LEVEY: And if they go out, it's usually just for fast food. Ariane said they sometimes go without school supplies. They rely on family for Christmas gifts.
BUCK: Makes you feel like a failure, like I'm not giving my kids the best life possible. I mean, the best I can do for them is just put a roof over their head.
KELLY: Wow, that's hard. How many people have you spoken to who are facing choices like the Bucks?
LEVEY: Well, our poll found that more than half of Americans with health care debt said they have had to make a difficult sacrifice. And we're not just talking about low-income Americans here. I talked to a mother in Chicago, solidly middle class. She's a nurse, had to take on double shifts after her twins were born prematurely to pay down $80,000 in debt. You know, even small debts can cause problems. I talked to a medical student in Texas who was harassed by debt collectors for years over a $131 bill, which was for an exam she got after being sexually assaulted.

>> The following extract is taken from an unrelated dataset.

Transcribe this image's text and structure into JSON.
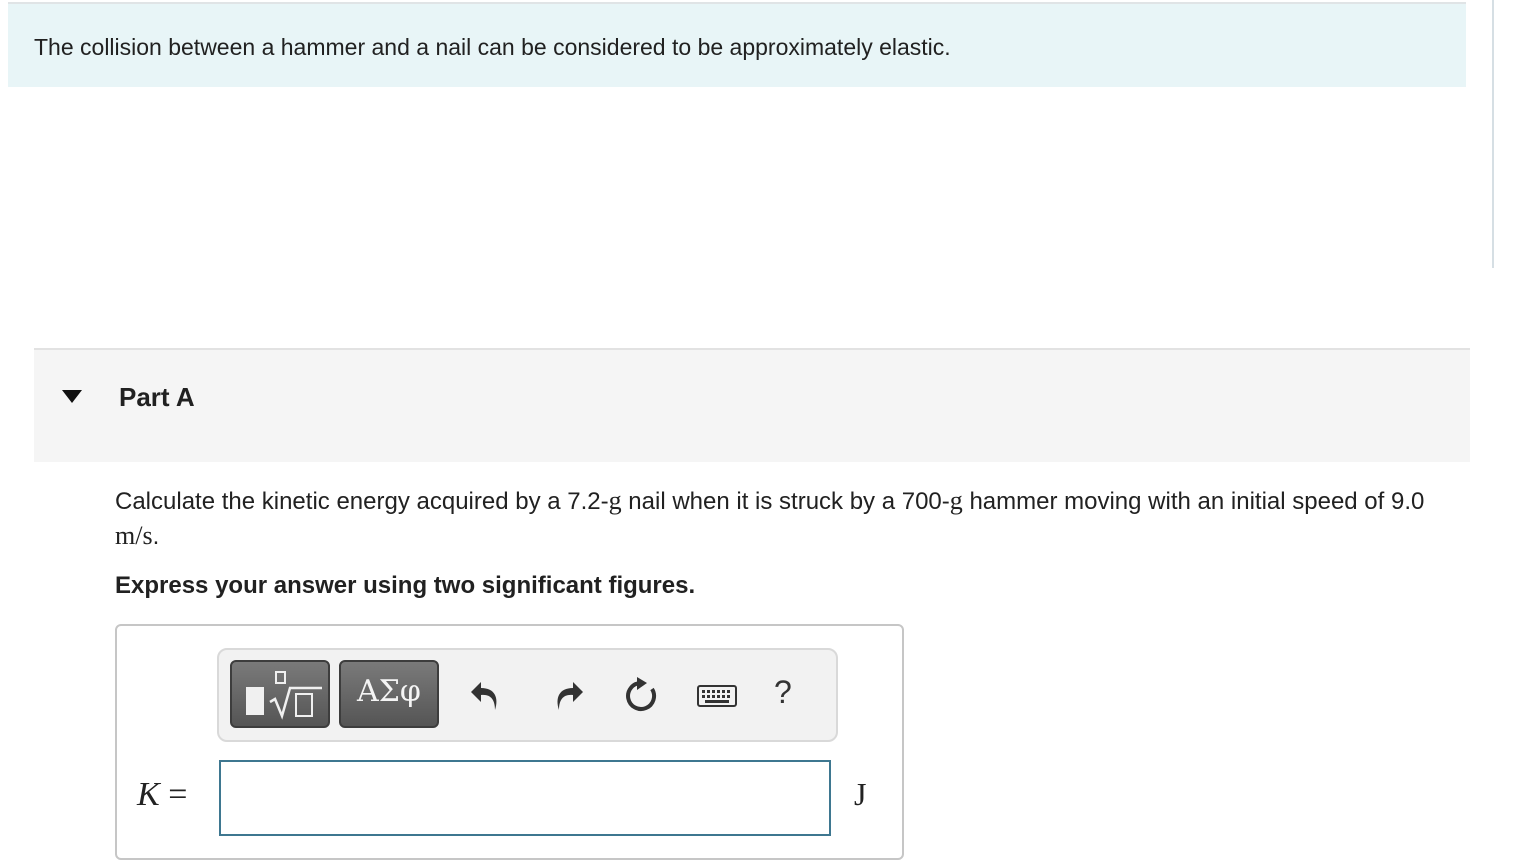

KELLY: Oh, gosh. Yeah. OK.
LEVEY: Yeah, it's bad. And, you know, another perverse impact of this debt is that it's actually blocking patients from getting care. We found about 1 in 7 say they've been turned away from a doctor or hospital or other provider because they owe money. This happened to Ariane Buck, too. He came down with a really bad stomach bug a few years ago.
BUCK: I wasn't able to keep anything down. I wasn't able to use the bathroom properly. And I tried to call my own doctor that I had at the time to go see him. However, when I called to make the appointment, I was denied due to me owing them less than $100, actually.

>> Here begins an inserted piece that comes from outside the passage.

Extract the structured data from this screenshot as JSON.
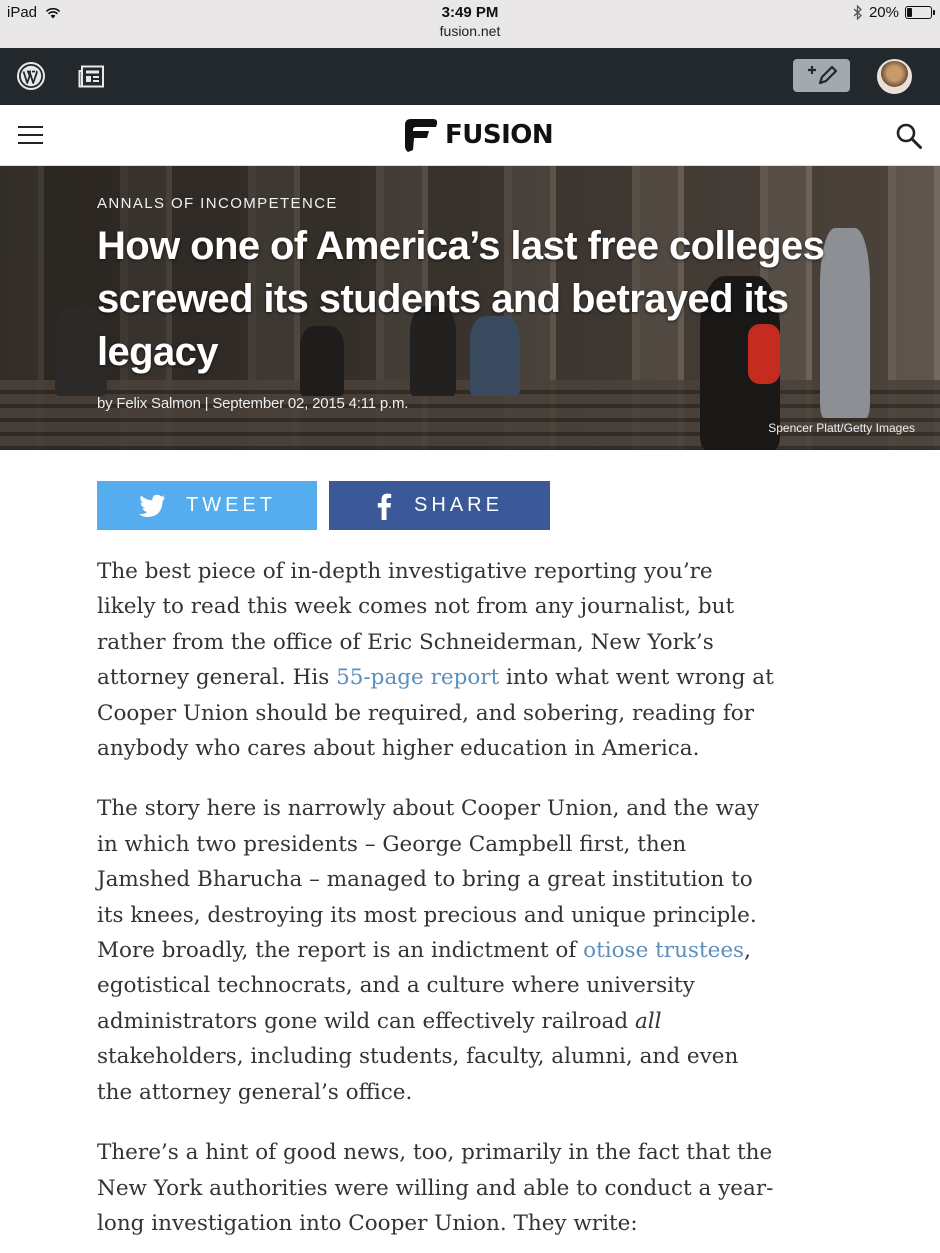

LEVEY: He ended up having to go to the emergency room and thankfully recovered, but the visit meant thousands of dollars in bills. And, you know, the whole experience left the Bucks feeling pretty disillusioned.
BUCK: I see other countries, and I see what their health insurance is. And it's, like, they don't have as much of an issue when it comes to that. And it's just like, that's just not right. Everyone should at least be able to get to a doctor when they feel ill.
LEVEY: And, sadly, that's a sentiment I heard again and again across this country.
KELLY: OK. Thanks for your reporting.
LEVEY: Thank you.
KELLY: That is Noam Levey. And NPR's ongoing investigation into medical debt is in partnership with Kaiser Health News.